Bad grief weekend. Or good, depending upon your opinion on grief. Is there a certain amount of work to be done? Is it like housework? Am I accomplishing anything? All I know is, it’s tedious. I’m even boring myself, which is why I keep a lot of stuff quarantined here, where I have few viewers. (Why air it at all? Sunlight, contagion, etc.)
It’s hazardous, too. The tears seem to come most often while I’m driving.
I went to Lure, in Ventura, which was a favorite restaurant of ours. She sat across from me in the empty seat, not saying anything or doing anything, because the dead don’t eat. I ate six oysters for her.

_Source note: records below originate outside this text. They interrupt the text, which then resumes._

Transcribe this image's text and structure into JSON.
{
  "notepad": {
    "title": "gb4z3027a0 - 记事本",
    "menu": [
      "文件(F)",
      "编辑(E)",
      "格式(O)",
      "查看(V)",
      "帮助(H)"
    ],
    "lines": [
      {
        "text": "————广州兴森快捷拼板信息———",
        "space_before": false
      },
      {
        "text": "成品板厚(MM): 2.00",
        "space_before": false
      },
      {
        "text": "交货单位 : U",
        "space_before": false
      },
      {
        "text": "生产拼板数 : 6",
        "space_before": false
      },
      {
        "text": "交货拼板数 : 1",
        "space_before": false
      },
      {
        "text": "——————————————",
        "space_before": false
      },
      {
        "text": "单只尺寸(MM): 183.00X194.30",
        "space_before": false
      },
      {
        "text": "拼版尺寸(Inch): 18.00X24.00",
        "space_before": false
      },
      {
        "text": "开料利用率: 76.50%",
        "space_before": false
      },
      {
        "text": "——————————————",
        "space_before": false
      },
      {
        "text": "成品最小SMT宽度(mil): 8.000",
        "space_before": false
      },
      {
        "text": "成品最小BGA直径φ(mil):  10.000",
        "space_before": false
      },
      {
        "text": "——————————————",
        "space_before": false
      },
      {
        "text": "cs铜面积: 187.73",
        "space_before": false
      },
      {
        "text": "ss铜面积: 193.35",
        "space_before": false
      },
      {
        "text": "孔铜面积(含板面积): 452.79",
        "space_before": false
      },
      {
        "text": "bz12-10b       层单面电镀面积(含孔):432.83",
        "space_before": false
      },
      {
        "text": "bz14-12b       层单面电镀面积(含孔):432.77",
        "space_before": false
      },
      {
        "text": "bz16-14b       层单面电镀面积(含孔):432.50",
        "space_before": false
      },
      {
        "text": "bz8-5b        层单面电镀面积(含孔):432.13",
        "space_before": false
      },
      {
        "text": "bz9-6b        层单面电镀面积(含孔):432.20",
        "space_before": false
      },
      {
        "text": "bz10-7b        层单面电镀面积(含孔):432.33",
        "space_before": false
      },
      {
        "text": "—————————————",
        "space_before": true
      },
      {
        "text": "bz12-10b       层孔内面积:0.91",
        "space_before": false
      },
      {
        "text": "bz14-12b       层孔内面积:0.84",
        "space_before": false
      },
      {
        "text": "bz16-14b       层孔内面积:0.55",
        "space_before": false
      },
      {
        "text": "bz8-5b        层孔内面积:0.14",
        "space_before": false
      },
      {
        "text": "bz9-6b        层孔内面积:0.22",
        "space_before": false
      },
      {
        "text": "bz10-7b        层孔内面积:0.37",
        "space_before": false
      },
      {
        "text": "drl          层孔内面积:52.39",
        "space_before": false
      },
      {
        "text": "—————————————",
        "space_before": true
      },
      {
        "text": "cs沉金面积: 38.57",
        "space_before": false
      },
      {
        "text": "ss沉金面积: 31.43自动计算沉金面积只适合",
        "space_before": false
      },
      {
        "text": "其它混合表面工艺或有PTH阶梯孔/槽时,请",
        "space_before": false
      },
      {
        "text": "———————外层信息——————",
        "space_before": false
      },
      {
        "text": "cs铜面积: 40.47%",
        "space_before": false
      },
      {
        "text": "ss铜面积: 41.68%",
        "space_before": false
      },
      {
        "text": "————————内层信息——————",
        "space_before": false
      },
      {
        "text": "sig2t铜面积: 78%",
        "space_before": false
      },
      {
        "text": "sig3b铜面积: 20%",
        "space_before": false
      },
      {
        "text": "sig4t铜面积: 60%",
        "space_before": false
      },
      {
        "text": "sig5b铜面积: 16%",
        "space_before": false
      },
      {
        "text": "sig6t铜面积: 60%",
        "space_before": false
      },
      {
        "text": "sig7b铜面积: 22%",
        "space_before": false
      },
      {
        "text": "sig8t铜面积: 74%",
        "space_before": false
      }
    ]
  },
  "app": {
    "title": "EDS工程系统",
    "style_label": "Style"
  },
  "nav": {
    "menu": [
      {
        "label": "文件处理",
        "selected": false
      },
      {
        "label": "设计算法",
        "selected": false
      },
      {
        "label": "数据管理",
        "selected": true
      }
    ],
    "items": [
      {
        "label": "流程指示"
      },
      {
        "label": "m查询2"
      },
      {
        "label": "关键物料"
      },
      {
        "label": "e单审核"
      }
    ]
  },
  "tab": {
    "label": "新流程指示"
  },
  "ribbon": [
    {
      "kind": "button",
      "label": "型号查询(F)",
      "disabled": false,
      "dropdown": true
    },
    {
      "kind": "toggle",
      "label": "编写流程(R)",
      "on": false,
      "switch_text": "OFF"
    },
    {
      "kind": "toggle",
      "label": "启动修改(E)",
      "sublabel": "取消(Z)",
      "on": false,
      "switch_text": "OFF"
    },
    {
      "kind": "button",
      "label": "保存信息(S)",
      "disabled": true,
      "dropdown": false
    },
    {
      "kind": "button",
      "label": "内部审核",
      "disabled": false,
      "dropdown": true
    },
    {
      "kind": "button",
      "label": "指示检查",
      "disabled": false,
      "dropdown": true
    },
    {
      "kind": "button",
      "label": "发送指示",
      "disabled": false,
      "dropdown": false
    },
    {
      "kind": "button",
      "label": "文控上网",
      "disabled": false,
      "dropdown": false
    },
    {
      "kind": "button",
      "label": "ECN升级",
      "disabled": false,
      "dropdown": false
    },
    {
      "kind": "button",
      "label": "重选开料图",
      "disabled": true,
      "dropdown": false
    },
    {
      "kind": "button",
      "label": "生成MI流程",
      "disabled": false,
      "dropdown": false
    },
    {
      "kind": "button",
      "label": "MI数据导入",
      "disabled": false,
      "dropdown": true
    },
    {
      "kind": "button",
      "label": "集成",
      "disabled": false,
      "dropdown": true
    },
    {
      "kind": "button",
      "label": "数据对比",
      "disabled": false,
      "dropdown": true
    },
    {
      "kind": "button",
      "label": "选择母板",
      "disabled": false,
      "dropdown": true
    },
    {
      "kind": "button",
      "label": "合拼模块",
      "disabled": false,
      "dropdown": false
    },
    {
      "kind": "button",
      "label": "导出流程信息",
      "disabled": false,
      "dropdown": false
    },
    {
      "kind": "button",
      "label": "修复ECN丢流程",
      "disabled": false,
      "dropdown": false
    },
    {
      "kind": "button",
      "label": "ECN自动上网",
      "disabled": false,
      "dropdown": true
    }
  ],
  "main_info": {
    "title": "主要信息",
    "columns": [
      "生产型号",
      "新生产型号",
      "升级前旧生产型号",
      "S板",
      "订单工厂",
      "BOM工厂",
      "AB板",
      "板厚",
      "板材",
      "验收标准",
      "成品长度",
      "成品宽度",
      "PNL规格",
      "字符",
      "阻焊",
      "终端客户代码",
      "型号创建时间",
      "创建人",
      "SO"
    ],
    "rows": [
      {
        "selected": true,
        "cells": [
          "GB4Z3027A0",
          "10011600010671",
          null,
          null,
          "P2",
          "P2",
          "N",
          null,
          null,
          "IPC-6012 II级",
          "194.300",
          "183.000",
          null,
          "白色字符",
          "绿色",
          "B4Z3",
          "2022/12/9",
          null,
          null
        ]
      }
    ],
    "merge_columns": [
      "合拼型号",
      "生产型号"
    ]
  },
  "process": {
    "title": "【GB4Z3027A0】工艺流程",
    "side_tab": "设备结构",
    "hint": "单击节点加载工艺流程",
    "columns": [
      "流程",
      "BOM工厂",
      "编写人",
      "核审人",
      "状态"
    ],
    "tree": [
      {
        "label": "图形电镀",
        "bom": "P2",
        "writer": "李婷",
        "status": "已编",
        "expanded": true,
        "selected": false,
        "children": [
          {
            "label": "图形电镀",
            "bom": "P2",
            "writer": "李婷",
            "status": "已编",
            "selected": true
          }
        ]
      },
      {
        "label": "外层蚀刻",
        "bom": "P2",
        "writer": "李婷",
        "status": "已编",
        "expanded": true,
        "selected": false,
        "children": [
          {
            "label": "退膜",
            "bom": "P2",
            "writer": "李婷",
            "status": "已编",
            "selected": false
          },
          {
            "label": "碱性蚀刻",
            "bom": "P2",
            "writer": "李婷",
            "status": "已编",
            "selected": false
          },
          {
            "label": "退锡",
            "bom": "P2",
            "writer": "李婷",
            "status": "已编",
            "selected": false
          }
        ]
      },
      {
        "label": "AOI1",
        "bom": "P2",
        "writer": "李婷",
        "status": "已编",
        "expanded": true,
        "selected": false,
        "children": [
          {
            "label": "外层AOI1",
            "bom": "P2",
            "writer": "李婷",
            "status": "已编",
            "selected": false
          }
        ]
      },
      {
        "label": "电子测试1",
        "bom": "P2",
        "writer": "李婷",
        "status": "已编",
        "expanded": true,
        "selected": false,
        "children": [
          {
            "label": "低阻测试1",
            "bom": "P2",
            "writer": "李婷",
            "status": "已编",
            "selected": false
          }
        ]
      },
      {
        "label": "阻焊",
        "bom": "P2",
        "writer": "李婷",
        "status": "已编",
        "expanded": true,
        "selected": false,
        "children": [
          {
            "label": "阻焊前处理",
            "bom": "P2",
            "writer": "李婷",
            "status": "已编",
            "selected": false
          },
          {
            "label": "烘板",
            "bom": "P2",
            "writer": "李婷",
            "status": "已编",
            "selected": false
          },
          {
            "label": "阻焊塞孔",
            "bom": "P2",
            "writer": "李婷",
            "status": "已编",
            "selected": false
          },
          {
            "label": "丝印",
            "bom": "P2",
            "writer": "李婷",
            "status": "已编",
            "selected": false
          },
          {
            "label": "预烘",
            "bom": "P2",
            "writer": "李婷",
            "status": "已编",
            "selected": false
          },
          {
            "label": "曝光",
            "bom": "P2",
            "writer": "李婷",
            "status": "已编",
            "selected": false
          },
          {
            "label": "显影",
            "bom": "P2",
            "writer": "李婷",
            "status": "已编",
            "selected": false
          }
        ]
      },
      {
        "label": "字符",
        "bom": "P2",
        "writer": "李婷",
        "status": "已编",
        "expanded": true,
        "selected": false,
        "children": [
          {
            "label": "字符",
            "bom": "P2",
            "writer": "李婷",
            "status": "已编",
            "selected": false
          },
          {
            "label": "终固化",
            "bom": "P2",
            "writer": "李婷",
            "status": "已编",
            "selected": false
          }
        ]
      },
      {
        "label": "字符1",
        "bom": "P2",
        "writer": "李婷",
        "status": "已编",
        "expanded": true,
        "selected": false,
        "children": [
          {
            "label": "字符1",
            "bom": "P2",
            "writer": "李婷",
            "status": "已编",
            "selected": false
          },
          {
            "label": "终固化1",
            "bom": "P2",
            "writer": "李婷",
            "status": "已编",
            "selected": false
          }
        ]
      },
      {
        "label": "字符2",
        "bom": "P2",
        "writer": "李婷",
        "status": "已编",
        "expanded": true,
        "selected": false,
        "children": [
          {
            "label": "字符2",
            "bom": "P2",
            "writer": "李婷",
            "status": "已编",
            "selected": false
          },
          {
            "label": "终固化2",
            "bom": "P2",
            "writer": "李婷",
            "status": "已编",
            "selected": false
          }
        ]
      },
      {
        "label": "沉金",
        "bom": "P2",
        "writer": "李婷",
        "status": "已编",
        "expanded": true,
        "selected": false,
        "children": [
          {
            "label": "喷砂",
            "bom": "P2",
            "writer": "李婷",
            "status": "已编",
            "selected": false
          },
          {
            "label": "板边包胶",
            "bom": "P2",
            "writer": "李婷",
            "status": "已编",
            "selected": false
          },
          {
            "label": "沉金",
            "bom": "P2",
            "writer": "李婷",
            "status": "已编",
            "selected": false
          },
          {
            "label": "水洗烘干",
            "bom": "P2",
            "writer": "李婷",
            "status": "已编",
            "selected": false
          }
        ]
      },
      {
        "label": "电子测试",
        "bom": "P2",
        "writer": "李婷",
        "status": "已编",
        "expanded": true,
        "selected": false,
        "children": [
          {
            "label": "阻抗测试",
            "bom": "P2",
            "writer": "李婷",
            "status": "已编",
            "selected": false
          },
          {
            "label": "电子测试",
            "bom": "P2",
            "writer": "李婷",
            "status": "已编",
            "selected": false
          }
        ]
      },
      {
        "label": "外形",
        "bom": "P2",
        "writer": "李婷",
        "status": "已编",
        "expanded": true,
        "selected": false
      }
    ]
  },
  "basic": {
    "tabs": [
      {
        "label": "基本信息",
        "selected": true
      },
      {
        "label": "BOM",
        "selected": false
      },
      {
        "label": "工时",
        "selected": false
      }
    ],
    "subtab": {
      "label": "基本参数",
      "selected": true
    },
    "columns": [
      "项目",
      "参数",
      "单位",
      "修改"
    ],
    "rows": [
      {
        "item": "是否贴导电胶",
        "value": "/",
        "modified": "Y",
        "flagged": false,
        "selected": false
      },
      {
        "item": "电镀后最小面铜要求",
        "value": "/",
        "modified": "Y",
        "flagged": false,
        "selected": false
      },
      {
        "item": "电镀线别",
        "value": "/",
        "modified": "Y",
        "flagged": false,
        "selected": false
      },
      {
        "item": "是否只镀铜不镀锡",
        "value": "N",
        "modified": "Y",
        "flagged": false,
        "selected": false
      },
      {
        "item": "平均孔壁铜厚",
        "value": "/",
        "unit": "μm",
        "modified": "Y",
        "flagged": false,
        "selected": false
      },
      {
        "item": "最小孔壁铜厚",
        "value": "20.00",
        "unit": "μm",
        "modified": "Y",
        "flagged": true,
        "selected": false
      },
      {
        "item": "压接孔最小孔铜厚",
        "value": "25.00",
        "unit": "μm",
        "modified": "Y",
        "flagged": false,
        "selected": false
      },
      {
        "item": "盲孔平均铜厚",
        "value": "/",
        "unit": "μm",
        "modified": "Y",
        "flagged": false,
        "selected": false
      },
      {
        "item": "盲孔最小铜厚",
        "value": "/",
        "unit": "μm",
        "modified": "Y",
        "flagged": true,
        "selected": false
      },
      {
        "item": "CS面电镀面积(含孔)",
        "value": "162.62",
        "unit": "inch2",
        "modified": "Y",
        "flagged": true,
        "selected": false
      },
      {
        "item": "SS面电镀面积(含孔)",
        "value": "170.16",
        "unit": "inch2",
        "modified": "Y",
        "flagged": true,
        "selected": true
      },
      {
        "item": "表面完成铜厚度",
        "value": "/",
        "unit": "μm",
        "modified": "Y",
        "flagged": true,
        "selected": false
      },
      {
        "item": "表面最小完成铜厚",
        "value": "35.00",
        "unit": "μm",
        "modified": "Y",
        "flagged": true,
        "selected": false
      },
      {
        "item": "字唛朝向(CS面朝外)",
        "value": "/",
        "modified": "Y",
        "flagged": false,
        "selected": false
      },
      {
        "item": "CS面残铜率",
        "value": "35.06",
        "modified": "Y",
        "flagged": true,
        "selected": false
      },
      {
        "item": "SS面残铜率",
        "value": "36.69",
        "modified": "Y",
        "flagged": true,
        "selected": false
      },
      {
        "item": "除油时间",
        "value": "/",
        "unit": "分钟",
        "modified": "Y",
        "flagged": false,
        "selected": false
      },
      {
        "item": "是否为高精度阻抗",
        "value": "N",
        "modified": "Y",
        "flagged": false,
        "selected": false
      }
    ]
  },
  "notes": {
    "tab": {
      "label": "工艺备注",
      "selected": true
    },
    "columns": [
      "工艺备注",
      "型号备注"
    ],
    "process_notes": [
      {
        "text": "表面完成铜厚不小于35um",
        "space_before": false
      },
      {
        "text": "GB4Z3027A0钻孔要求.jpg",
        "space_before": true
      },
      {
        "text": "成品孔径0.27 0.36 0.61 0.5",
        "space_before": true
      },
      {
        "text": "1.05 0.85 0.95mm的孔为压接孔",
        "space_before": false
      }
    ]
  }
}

A voice would come into my head, and it was a more supportive voice than usual. Yeah, I know, this is what I wanted, right? But it provoked a lot of self doubt. Does she have any sort of existence inside me? (Thinking: you were nearly inseparable for thirty-two years. How can she not?) And then there’s that disbelief which never quite leaves me. Still not past “denial” apparently.
Last night, I dreamed I was pushing her in the wheelchair. She was so quiet and still, I had to ask “Are you okay?” just to get that feedback that would tell me she was still alive. We came to some stairs and I carried her down the stairs, still sitting in the wheelchair. Yeah, not symbolic at all.